A few weeks ago a friend and I were returning from an afternoon spent canoeing on the North River. We had paddled from the Union Street Bridge to the Pembroke Canoe Launch, and before heading home, we had to stop back at Union Street to retrieve my car. It was 8:30 PM, the sun had almost completely set, and I was concerned that the gate at the launch area would be locked for the night. As we rounded the bend, I was relieved to see the gate still wide open. I had expected that my car would be the only one left there, so I was surprised to see the parking area full. Why were there so many people out on the North River on a Sunday night?

A quick glance toward the water answered my question. The tide was going out, and the river banks were lined with people . . . and every one of them had a fishing pole in his or her hand!

I know very little about the sport, but I’ve heard about people like these who will stay up through all hours of the night if it means good fishing. Curious, I called Damon Reed of Norwell — an all-hours fisherman in his own right — to get the story. Why were there so many people hanging out at the river’s edge at the end of the day? It turns out that the striped bass are in town.

Striped bass first appear in the North and South Rivers at the end of April. By the third week in May they are here in good numbers. Like most summer residents, they will stay around until October or November, depending on the water temperature and what kinds of storms we experience in the fall.

The striped bass that we see around here migrate north from the Hudson River or the Chesapeake Bay area. Every year when the weather grows warm, they work their way up the coast (they are rarely found more than three miles offshore), searching for a river or bay or estuary in New England or as far north as the Maritimes in which to spawn. Once they’re here, they stay for the summer.

And we welcome them. Striped bass are popular among fishermen because they put up a good fight and thus are a challenge to catch. They are also quite tasty, Reed explains. Such popularity can be a problem, though. Back in 1980, the experts discovered that the numbers of striped bass were shrinking — not enough of them were surviving to reproductive age and thus the “birth rates” were down. In order to protect the brood stock, state officials set restrictions on what size fish could be kept. To protect maturing fish, each year the Division of Marine Fisheries increased the length requirement, which grew as high as 36 inches. Anything smaller had to be released.

The threat to the striped bass population has lessened in recent years, and the minimum size limit has been lowered to 34 inches. There are now a number of fish of that size — a good many more, Reed reports, than in years past. But there are lots of smaller fish too, so many more that one’s chances of catching an undersized fish are considerably better than catching a keeper. In order to maintain a sizable striped bass population, it is important to release undersized fish properly. Reed offers these recommendations.

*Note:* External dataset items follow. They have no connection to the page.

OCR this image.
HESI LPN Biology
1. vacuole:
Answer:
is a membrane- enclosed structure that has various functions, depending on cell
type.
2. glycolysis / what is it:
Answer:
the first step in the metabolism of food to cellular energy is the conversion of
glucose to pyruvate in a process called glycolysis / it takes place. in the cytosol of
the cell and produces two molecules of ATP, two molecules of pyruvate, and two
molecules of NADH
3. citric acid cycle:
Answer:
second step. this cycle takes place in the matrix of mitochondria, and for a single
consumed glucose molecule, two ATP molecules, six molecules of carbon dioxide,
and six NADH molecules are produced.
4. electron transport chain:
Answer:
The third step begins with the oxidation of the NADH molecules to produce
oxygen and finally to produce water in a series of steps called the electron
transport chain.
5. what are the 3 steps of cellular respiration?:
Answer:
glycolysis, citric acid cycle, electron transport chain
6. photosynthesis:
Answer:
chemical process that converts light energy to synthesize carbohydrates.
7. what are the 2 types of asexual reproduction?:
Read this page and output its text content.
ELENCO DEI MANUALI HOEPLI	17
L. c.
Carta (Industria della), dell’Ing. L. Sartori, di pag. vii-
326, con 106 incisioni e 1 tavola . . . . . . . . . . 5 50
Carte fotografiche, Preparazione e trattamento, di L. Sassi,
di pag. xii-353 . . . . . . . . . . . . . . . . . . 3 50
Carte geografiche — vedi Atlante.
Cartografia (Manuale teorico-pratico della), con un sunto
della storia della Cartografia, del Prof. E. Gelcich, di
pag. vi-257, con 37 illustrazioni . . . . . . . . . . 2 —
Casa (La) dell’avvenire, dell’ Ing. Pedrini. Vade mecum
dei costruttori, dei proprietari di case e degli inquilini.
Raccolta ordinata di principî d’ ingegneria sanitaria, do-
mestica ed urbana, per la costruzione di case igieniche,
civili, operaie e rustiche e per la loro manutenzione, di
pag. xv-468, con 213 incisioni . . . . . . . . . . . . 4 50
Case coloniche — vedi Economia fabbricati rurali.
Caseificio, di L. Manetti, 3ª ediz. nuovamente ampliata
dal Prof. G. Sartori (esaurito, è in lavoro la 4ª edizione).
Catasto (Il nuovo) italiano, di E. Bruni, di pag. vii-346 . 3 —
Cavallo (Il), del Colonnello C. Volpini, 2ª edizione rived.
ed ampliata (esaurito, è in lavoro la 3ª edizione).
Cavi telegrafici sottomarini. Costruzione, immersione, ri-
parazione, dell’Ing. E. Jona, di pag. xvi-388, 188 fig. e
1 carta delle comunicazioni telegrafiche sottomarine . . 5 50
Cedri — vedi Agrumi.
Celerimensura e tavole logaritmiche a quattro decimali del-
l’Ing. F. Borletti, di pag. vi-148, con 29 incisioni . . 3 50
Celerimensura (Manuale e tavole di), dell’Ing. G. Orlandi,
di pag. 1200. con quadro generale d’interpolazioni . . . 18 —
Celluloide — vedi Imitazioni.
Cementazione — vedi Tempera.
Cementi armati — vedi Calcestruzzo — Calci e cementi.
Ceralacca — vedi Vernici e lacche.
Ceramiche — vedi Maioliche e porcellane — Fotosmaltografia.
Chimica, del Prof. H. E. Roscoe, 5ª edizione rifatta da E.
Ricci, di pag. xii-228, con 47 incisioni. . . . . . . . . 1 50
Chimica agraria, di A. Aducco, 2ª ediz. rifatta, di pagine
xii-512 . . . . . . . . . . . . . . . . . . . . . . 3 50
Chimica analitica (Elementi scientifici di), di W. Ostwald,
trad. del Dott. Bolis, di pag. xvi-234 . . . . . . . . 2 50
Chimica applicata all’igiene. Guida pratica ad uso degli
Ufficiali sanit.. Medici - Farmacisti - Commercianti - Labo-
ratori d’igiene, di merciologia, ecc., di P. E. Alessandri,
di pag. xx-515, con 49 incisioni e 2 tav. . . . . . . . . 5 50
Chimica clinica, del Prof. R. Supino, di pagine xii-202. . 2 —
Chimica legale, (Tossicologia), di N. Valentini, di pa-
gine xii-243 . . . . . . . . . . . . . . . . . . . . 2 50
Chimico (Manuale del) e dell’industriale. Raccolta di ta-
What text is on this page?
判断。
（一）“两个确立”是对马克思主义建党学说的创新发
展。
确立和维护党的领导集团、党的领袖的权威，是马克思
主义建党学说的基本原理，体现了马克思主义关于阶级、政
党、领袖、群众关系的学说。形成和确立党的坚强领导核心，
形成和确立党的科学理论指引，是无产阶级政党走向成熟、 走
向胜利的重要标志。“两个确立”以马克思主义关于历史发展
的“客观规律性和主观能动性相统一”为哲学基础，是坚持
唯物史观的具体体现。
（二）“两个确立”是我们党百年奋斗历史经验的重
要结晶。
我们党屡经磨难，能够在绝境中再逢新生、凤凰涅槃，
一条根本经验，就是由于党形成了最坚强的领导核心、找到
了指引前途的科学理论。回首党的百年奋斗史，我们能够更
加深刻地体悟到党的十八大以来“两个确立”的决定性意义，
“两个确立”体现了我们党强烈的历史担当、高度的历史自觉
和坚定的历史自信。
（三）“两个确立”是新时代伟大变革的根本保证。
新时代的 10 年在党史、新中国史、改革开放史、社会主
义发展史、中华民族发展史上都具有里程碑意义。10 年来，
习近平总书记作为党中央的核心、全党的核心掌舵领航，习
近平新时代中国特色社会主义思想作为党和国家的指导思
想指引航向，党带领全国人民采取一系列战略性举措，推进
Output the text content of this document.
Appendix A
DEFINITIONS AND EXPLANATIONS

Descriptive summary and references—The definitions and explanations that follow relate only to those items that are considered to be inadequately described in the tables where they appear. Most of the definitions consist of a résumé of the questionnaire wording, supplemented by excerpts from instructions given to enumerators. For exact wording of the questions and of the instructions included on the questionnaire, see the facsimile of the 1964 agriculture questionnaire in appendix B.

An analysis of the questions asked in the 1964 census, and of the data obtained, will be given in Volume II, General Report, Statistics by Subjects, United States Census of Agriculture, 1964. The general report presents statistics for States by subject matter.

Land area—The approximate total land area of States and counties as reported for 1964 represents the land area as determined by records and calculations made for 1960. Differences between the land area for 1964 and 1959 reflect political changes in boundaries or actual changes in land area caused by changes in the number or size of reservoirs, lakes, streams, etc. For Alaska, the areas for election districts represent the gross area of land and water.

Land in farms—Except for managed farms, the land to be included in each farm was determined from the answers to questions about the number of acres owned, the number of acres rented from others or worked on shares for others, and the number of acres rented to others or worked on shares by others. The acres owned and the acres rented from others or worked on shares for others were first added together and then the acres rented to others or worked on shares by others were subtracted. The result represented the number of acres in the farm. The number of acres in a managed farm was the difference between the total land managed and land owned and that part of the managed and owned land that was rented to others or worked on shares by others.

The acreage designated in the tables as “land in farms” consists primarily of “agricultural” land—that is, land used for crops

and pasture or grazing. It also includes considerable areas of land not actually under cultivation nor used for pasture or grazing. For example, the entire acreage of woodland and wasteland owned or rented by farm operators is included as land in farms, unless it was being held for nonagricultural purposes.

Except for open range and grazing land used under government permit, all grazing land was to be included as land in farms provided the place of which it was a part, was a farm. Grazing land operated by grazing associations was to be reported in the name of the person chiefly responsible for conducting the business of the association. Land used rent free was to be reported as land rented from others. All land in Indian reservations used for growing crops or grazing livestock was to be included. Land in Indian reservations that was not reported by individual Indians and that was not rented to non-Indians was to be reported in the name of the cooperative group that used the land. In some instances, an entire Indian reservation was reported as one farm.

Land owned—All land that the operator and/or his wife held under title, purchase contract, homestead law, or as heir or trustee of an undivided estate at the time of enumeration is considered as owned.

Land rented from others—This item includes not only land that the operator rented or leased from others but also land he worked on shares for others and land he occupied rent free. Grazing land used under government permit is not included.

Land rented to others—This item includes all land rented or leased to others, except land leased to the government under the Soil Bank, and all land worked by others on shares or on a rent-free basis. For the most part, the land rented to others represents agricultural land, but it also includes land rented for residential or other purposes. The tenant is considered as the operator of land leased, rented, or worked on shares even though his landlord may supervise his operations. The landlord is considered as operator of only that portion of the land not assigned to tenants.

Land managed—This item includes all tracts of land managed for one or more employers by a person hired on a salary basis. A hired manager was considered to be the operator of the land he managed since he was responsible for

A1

* For fly fishermen: Use a barbless hook, which will be very easy to remove once the fish is caught, even if the bass has swallowed the hook. Fish caught with a fly rod and then released have a high survival rate, provided that the rod you use is of proper size and thus you do not have to play the fish to exhaustion to bring it in.

* For those who use spinning or conventional rods/tackle: Commonly used treble hooks can not only hook the fish in the mouth, but also alongside the body, making it difficult to release safely. Removing one or more sets of treble hooks, using less hooks in general, or even using a single hook will help make it easier on both you and the fish.

* For bait fishermen: Instead of letting the fish run with the bait for a while before you set the hook, strike as soon as the fish has picked up the bait. Yes, you will miss more fish this way, but you will greatly increase your chances of hooking a fish on the outer part of the mouth (from where it is easier to release). If the hook has been swallowed, you’ll do the fish less harm in cutting off the hook rather than in trying to remove it..

Once you have caught a striped bass and determined that you will have to release it, treat it well so that it will survive and grow to full “keeper” size. When removing hooks, try to keep the fish in the water and refrain from holding it in a vertical position. If you have to lift it out of the water, do it quickly and gently place (rather than drop) the fish back in when you’re done. If the fish is tired, hold it by the lip or tail and move it back and forth in the water until it breaks away on its own power. Touch the fish as little as possible so as not to remove as little as possible of the slimy coating that protects striped bass from disease and parasites.

Like most fishermen, Damon Reed will not disclose his favorite striped bass fishing places. Stripers have been seen as far upstream on the North River as Route 53, as well as along the length of Humarock on the South River. As striped bass are nocturnal feeders, the best times of day to fish for them are pre-dawn or dusk, especially at the stages of the tides when the water is moving (This would explain the crowds at the Union Street Bridge). Nighttime would be a second choice. As striped bass tend to retreat from sound disturbances and light, daytime is not an optimum to fish for them on the rivers.

– by Kezia Bacon
July 1996

Kezia Bacon of Marshfield is the Assistant Director of the North and South Rivers Watershed Association (NSRWA).